Pirelli a par ailleurs officiellement retiré le composé C6 – le plus tendre de sa gamme – en raison d’un écart de performance insuffisant avec le C5. La gamme 2026 se compose donc de cinq composés slicks, du C1 au C5. La sélection des composés les plus tendres pour Miami et le Canada illustre déjà la manière dont Pirelli adapte sa stratégie à ce nouveau contexte réglementaire.
Un programme Pirelli étalé sur toute l’année
Ce test au Nürburgring ne constitue qu’une étape dans la campagne de validation multi-étapes menée par Pirelli. Quelques jours plus tôt, Lewis Hamilton avait validé les pneus pluie Pirelli 2027 à Fiorano, parcourant 884 kilomètres en deux jours sur la piste privée de Ferrari. La prochaine étape est déjà programmée à la mi-mai sur le Circuit de Nevers Magny-Cours, avec cette fois un focus sur les pneus pluie.
Pirelli dispose d’un maximum de 40 jours de tests par saison pour affiner sa gamme de pneumatiques. Chaque journée compte, et le manufacturier italien construit méthodiquement sa base de données afin de répondre aux nouvelles exigences aérodynamiques et mécaniques imposées par la réglementation 2026.
En route vers Miami : des données, et vite
La trêve comme accélérateur de développement
En Formule 1 2026, tout repose sur la compréhension du pneumatique. Les nouvelles monoplaces, dotées de systèmes hybrides repensés, imposent une gestion énergétique et thermique inédite. Maîtriser les fenêtres de performance, la dégradation et l’interaction entre le pneu et l’aérodynamique est devenu un enjeu stratégique majeur.
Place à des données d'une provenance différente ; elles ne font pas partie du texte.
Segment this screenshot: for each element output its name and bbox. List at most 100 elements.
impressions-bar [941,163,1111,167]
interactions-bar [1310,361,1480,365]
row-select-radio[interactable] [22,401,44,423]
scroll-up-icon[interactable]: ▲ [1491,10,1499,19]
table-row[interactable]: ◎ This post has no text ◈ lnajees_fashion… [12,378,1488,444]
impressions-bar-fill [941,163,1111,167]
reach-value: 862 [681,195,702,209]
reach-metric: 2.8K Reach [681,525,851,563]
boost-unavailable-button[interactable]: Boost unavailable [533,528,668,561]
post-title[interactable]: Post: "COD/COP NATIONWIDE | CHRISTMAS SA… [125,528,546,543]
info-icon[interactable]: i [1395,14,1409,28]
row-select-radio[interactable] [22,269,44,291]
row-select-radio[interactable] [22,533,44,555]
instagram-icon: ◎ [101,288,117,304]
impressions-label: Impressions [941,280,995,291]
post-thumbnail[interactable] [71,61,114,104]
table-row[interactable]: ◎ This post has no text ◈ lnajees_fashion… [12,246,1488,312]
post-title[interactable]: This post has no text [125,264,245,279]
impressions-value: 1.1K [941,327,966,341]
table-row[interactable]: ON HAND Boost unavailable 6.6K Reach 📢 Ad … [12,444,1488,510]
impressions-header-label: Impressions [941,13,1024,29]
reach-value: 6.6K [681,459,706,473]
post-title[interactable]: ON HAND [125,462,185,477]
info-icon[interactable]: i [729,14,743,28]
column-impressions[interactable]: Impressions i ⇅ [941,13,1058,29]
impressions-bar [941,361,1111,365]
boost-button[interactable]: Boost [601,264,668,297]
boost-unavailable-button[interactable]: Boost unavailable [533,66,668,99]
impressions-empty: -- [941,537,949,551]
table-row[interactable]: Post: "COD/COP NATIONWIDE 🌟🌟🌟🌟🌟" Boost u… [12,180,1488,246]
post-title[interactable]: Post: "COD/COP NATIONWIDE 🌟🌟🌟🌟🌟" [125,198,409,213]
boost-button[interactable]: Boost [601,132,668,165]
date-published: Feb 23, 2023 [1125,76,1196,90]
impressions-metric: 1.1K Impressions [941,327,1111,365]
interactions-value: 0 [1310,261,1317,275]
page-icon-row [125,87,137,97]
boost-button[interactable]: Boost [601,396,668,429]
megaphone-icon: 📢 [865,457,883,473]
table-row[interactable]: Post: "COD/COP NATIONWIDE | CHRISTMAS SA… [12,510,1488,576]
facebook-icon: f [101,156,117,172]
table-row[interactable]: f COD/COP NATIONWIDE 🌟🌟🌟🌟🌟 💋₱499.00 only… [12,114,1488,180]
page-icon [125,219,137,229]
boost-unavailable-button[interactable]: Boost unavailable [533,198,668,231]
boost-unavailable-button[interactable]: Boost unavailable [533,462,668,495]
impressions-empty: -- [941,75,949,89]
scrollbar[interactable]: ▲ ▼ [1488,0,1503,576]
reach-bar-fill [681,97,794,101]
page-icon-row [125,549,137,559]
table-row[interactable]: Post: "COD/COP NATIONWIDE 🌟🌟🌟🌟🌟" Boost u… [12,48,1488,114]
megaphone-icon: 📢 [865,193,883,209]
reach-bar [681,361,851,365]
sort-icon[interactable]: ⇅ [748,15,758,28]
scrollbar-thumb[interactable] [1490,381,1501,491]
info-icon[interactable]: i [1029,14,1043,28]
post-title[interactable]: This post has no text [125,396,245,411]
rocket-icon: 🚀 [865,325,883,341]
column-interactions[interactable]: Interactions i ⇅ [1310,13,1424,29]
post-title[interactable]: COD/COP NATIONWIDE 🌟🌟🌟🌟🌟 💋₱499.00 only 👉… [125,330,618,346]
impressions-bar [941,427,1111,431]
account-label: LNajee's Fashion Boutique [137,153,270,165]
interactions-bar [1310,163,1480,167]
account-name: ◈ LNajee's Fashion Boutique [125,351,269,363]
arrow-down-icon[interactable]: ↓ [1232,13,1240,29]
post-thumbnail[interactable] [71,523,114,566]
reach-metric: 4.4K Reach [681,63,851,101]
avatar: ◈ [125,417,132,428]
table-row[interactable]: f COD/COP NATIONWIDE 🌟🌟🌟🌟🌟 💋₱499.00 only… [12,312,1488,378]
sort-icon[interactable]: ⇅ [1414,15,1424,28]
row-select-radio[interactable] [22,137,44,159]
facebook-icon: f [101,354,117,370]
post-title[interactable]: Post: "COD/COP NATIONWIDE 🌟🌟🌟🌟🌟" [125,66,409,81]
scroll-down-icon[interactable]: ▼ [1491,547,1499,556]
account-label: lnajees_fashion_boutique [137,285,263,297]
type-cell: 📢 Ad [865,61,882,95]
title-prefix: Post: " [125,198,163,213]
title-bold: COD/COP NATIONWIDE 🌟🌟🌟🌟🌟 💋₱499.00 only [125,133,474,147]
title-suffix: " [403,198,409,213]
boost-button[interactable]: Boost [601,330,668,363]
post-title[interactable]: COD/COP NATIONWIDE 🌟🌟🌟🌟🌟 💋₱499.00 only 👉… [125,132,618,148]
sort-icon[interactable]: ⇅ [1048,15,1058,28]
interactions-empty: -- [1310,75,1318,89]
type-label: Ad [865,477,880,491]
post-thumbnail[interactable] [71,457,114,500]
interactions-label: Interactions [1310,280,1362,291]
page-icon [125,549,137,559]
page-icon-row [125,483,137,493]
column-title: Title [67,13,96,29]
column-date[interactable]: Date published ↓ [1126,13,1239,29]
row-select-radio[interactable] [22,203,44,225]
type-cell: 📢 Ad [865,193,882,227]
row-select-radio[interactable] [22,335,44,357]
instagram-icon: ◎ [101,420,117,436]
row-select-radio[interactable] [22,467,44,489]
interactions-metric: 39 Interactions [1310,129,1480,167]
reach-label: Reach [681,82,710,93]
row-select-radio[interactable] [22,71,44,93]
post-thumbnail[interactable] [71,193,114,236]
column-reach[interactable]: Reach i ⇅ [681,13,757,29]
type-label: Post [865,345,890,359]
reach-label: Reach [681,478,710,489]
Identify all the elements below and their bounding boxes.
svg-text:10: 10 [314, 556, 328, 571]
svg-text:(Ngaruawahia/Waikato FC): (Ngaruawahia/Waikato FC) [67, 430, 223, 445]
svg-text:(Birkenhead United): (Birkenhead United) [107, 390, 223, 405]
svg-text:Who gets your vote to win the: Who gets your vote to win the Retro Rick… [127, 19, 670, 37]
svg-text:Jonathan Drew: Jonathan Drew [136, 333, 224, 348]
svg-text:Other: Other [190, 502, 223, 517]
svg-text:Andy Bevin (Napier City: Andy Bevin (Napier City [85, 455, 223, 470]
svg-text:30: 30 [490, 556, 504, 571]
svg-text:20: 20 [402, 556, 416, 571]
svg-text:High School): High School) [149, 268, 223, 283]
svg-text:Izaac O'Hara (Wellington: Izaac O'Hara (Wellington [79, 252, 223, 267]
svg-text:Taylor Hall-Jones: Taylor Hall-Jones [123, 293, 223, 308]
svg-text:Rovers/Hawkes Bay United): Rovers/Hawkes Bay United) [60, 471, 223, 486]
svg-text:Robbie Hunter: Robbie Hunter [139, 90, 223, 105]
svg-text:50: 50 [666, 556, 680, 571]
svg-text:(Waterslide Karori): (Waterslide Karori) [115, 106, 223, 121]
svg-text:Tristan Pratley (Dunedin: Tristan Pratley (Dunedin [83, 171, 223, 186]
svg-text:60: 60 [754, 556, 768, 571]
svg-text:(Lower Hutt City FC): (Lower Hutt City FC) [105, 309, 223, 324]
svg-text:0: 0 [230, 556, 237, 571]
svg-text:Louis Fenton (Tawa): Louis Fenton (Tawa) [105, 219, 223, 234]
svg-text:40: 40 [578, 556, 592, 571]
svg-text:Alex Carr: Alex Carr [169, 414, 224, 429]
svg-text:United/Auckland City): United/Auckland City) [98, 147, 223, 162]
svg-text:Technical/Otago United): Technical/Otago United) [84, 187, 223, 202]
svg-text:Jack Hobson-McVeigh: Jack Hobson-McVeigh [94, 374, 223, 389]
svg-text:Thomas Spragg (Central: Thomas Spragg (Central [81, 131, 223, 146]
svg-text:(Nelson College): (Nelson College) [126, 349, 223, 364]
L’annulation des Grands Prix de Bahreïn et d’Arabie saoudite a créé une trêve de cinq semaines sans précédent. McLaren, en particulier, n’a pas laissé passer cette opportunité : après des débuts de saison difficiles – Piastri contraint à l’abandon en Australie à la suite d’un accident, les deux pilotes absents en Chine en raison de problèmes liés à la power unit –, l’écurie de Woking accumule les kilomètres et les données.
Miami, le début d’un « nouveau championnat »
Le Grand Prix de Miami, quatrième manche du championnat 2026 prévue le 3 mai, s’annonce comme un tournant. Plusieurs directeurs d’écurie considèrent cette course comme le début d’un « nouveau championnat », avec l’arrivée des premiers grands packages d’évolutions, jalousement gardés secrets jusqu’alors. Mercedes, qui domine le classement des constructeurs avec Kimi Antonelli en tête du championnat pilotes, devra confirmer sa suprématie face à des adversaires qui auront, eux aussi, profité de la trêve pour progresser.